Ben yüksek kültürünü ancak 18.yy’da oturtabilmiş Alman ekolünden geliyordum. Bu kültür ilkin barok çağın dâhileri Bach ve Handel ile kendini göstermiş, daha sonra Gluck, Hayden ve Mozart gibi klasikçilerle iyice yükselmişti. Kültürümüzde devamlı olarak gelişen entelektüel, diplomatik ve ekonomik etkiler, ortak kimliğimizin oturmasında ve Germenik ülkelerin  kültürel devrimin merkezi olmalarında önemli bir rol oynamıştır. Benim müziğim ise tüm bu gelişmeleri ve Alman yüksek kültürünü taçlandırmıştır! Acaba ben ve müziğim olmasa, ulusal kimliğini yeni oturtmuş ve ulusal birliğine yeni kavuşmuş Birleşik Almanya bu kadar yüksek telden temsil edebilecek miydi kendini?”

“Böylesine kadim geçmişi olan bir kültürün, ulusal birliğine bu kadar geç ulaşmasına hep şaşırmışımdır aslında. Yeniden yükseliş adını verdiğimiz ‘Risorgimento’ dönemi boyunca Nabucco’daki ‘Va Pensiero’  aryasının bir özgürlük sembolü haline gelmesi hayatım boyunca gurur vermiştir bana. Suriye ve Babil Kralı Nabuccodonosor’un Filistin’i boyunduruk altına almasıyla, o dönemler Avusturya boyunduruğu altında yaşayan İtalyanlar kendilerini özdeşleştirmişlerdi. Esirler korosu tarafından söylenen ‘Va Pensiero’ adeta bir devrim marşı haline gelmişti ve ben de bir devrim kahramanı…”
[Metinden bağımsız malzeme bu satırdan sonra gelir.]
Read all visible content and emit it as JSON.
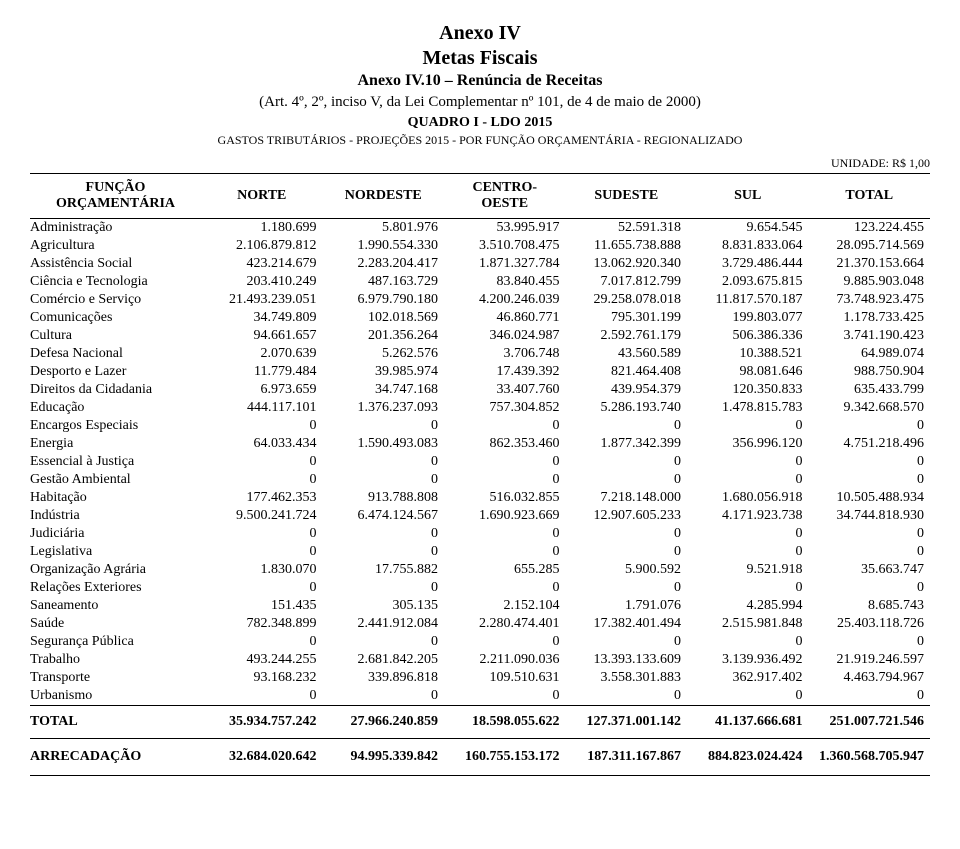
{
  "header": {
    "anexo": "Anexo IV",
    "metas": "Metas Fiscais",
    "anexo_sub": "Anexo IV.10 – Renúncia de Receitas",
    "art": "(Art. 4º, 2º, inciso V, da Lei Complementar nº 101, de 4 de maio de 2000)",
    "quadro": "QUADRO I - LDO 2015",
    "desc": "GASTOS TRIBUTÁRIOS - PROJEÇÕES 2015 - POR FUNÇÃO ORÇAMENTÁRIA - REGIONALIZADO",
    "unit": "UNIDADE: R$ 1,00"
  },
  "columns": {
    "funcao_line1": "FUNÇÃO",
    "funcao_line2": "ORÇAMENTÁRIA",
    "norte": "NORTE",
    "nordeste": "NORDESTE",
    "centro_line1": "CENTRO-",
    "centro_line2": "OESTE",
    "sudeste": "SUDESTE",
    "sul": "SUL",
    "total": "TOTAL"
  },
  "rows": [
    {
      "label": "Administração",
      "v": [
        "1.180.699",
        "5.801.976",
        "53.995.917",
        "52.591.318",
        "9.654.545",
        "123.224.455"
      ]
    },
    {
      "label": "Agricultura",
      "v": [
        "2.106.879.812",
        "1.990.554.330",
        "3.510.708.475",
        "11.655.738.888",
        "8.831.833.064",
        "28.095.714.569"
      ]
    },
    {
      "label": "Assistência Social",
      "v": [
        "423.214.679",
        "2.283.204.417",
        "1.871.327.784",
        "13.062.920.340",
        "3.729.486.444",
        "21.370.153.664"
      ]
    },
    {
      "label": "Ciência e Tecnologia",
      "v": [
        "203.410.249",
        "487.163.729",
        "83.840.455",
        "7.017.812.799",
        "2.093.675.815",
        "9.885.903.048"
      ]
    },
    {
      "label": "Comércio e Serviço",
      "v": [
        "21.493.239.051",
        "6.979.790.180",
        "4.200.246.039",
        "29.258.078.018",
        "11.817.570.187",
        "73.748.923.475"
      ]
    },
    {
      "label": "Comunicações",
      "v": [
        "34.749.809",
        "102.018.569",
        "46.860.771",
        "795.301.199",
        "199.803.077",
        "1.178.733.425"
      ]
    },
    {
      "label": "Cultura",
      "v": [
        "94.661.657",
        "201.356.264",
        "346.024.987",
        "2.592.761.179",
        "506.386.336",
        "3.741.190.423"
      ]
    },
    {
      "label": "Defesa Nacional",
      "v": [
        "2.070.639",
        "5.262.576",
        "3.706.748",
        "43.560.589",
        "10.388.521",
        "64.989.074"
      ]
    },
    {
      "label": "Desporto e Lazer",
      "v": [
        "11.779.484",
        "39.985.974",
        "17.439.392",
        "821.464.408",
        "98.081.646",
        "988.750.904"
      ]
    },
    {
      "label": "Direitos da Cidadania",
      "v": [
        "6.973.659",
        "34.747.168",
        "33.407.760",
        "439.954.379",
        "120.350.833",
        "635.433.799"
      ]
    },
    {
      "label": "Educação",
      "v": [
        "444.117.101",
        "1.376.237.093",
        "757.304.852",
        "5.286.193.740",
        "1.478.815.783",
        "9.342.668.570"
      ]
    },
    {
      "label": "Encargos Especiais",
      "v": [
        "0",
        "0",
        "0",
        "0",
        "0",
        "0"
      ]
    },
    {
      "label": "Energia",
      "v": [
        "64.033.434",
        "1.590.493.083",
        "862.353.460",
        "1.877.342.399",
        "356.996.120",
        "4.751.218.496"
      ]
    },
    {
      "label": "Essencial à Justiça",
      "v": [
        "0",
        "0",
        "0",
        "0",
        "0",
        "0"
      ]
    },
    {
      "label": "Gestão Ambiental",
      "v": [
        "0",
        "0",
        "0",
        "0",
        "0",
        "0"
      ]
    },
    {
      "label": "Habitação",
      "v": [
        "177.462.353",
        "913.788.808",
        "516.032.855",
        "7.218.148.000",
        "1.680.056.918",
        "10.505.488.934"
      ]
    },
    {
      "label": "Indústria",
      "v": [
        "9.500.241.724",
        "6.474.124.567",
        "1.690.923.669",
        "12.907.605.233",
        "4.171.923.738",
        "34.744.818.930"
      ]
    },
    {
      "label": "Judiciária",
      "v": [
        "0",
        "0",
        "0",
        "0",
        "0",
        "0"
      ]
    },
    {
      "label": "Legislativa",
      "v": [
        "0",
        "0",
        "0",
        "0",
        "0",
        "0"
      ]
    },
    {
      "label": "Organização Agrária",
      "v": [
        "1.830.070",
        "17.755.882",
        "655.285",
        "5.900.592",
        "9.521.918",
        "35.663.747"
      ]
    },
    {
      "label": "Relações Exteriores",
      "v": [
        "0",
        "0",
        "0",
        "0",
        "0",
        "0"
      ]
    },
    {
      "label": "Saneamento",
      "v": [
        "151.435",
        "305.135",
        "2.152.104",
        "1.791.076",
        "4.285.994",
        "8.685.743"
      ]
    },
    {
      "label": "Saúde",
      "v": [
        "782.348.899",
        "2.441.912.084",
        "2.280.474.401",
        "17.382.401.494",
        "2.515.981.848",
        "25.403.118.726"
      ]
    },
    {
      "label": "Segurança Pública",
      "v": [
        "0",
        "0",
        "0",
        "0",
        "0",
        "0"
      ]
    },
    {
      "label": "Trabalho",
      "v": [
        "493.244.255",
        "2.681.842.205",
        "2.211.090.036",
        "13.393.133.609",
        "3.139.936.492",
        "21.919.246.597"
      ]
    },
    {
      "label": "Transporte",
      "v": [
        "93.168.232",
        "339.896.818",
        "109.510.631",
        "3.558.301.883",
        "362.917.402",
        "4.463.794.967"
      ]
    },
    {
      "label": "Urbanismo",
      "v": [
        "0",
        "0",
        "0",
        "0",
        "0",
        "0"
      ]
    }
  ],
  "total_row": {
    "label": "TOTAL",
    "v": [
      "35.934.757.242",
      "27.966.240.859",
      "18.598.055.622",
      "127.371.001.142",
      "41.137.666.681",
      "251.007.721.546"
    ]
  },
  "arrec_row": {
    "label": "ARRECADAÇÃO",
    "v": [
      "32.684.020.642",
      "94.995.339.842",
      "160.755.153.172",
      "187.311.167.867",
      "884.823.024.424",
      "1.360.568.705.947"
    ]
  }
}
"Acaba aşırı milliyetçi olmasaydım ve bu yüzden 12 yıl İsviçre’de sürgünde yaşamak zorunda kalmasaydım daha üretken olabilir miydim? Sanmam! Benim için Almanya, Alman Kültürü ve saf ırk kavramı her şeyden önce geliyordu. ‘Die Meistersinger von Nürnberg’ adlı eserimin sonunda açıkça belli ettim bunu. Anti-semitik düşüncelerimden dolayı da bir çok insan benden nefret ediyordu. Düşünmüyor da değildim acaba Parsifal’de bu kadar belli etmese miydim diye hislerimi? Ancak ben Yahudilerden arınmış bir Almanya istiyordum, bunu da mutlaka söylemem gerekiyordu…!”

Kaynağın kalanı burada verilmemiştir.